As an initial step, BVGH is creating business cases for specific developing world products. These cases will assess and build market opportunities, identify gaps in the current system for market entry, and map the clinical, regulatory and distribution pathways necessary to bring a product to market. BVGH will demonstrate to companies the strongest cases for investment and highlight to donors the need for increasing market opportunities through means such as advance purchase commitments. BVGH has also been building support for new marketbased incentives that encourage greater industry investment in global health R&D, while recognizing industry’s responsibility to shareholders.
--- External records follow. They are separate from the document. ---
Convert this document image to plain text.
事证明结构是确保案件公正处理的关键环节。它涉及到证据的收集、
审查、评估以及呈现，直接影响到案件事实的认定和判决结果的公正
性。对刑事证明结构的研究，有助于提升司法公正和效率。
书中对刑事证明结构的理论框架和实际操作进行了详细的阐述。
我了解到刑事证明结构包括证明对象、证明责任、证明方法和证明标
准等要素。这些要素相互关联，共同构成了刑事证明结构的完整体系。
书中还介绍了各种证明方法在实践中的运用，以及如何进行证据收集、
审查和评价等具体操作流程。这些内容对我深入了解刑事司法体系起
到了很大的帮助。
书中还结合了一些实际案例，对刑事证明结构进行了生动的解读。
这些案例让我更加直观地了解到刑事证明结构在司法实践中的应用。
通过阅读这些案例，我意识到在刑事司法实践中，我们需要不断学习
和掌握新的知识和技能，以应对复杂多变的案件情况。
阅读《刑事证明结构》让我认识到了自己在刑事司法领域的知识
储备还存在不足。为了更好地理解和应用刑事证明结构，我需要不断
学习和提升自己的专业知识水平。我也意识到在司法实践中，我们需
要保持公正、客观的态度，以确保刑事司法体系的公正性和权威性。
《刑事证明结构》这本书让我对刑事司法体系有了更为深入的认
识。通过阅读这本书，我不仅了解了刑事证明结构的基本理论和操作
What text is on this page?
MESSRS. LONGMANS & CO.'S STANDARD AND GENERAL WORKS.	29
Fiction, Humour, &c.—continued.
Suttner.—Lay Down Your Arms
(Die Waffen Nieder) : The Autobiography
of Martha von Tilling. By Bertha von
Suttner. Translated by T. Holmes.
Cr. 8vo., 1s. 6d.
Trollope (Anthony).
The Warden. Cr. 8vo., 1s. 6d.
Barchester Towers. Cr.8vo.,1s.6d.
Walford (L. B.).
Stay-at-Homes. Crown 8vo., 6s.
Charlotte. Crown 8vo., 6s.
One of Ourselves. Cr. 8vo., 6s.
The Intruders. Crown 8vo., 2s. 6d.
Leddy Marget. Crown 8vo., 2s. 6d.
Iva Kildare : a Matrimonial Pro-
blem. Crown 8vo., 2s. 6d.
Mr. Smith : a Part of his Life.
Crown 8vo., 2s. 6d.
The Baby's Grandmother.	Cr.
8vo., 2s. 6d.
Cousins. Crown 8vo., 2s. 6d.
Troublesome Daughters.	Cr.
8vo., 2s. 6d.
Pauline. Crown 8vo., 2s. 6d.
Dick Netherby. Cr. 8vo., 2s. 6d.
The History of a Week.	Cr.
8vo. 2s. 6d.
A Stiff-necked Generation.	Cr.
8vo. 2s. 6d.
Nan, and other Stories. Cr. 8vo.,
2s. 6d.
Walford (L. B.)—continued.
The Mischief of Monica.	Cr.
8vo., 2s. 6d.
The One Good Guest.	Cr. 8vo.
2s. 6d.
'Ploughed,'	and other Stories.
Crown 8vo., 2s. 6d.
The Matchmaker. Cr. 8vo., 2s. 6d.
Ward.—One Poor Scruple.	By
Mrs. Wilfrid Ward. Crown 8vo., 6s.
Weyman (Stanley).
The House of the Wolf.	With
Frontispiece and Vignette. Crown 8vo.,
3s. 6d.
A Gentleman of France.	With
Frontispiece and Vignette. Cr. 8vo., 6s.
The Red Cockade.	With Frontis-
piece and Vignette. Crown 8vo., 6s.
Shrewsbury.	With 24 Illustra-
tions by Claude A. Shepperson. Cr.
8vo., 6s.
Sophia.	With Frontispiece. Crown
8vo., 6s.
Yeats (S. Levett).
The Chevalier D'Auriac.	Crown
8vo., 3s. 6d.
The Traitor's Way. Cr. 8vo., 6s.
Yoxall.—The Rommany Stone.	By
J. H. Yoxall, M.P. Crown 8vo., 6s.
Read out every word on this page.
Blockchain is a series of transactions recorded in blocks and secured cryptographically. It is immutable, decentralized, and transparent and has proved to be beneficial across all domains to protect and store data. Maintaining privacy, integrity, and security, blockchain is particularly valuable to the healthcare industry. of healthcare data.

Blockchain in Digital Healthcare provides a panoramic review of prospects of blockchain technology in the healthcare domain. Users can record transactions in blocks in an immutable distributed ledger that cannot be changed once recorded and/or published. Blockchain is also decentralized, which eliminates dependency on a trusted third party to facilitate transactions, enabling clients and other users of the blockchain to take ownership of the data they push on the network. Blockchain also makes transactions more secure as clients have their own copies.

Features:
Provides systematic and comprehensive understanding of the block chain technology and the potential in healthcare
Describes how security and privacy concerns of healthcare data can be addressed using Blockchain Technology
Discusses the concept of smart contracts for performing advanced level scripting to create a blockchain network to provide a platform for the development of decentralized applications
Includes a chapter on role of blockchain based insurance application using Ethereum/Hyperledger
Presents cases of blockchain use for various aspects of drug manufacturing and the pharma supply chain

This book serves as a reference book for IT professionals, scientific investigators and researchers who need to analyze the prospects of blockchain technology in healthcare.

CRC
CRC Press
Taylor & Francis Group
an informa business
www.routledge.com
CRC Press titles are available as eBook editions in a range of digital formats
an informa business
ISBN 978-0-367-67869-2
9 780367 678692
In June 2004, BVGH published its initial newsletter, BVGH Report, and launched its Web site (www.bvgh.org), both of which will serve as resources for innovators, investors and public-private partnerships working on global health product development.
The idea for BVGH grew out of discussions with companies and foundations following the Partnering for Global Health meeting in late 2002, hosted by BIO and the Gates Foundation. According to Richard Klausner, executive director for the Gates Foundation’s Global Health program, “There’s great untapped potential for the biotech sector’s incredible R&D engine to develop new health solutions for the developing world.We believe that BIO Ventures for Global Health can play an important role in bringing more biotechnology companies into the global health field.”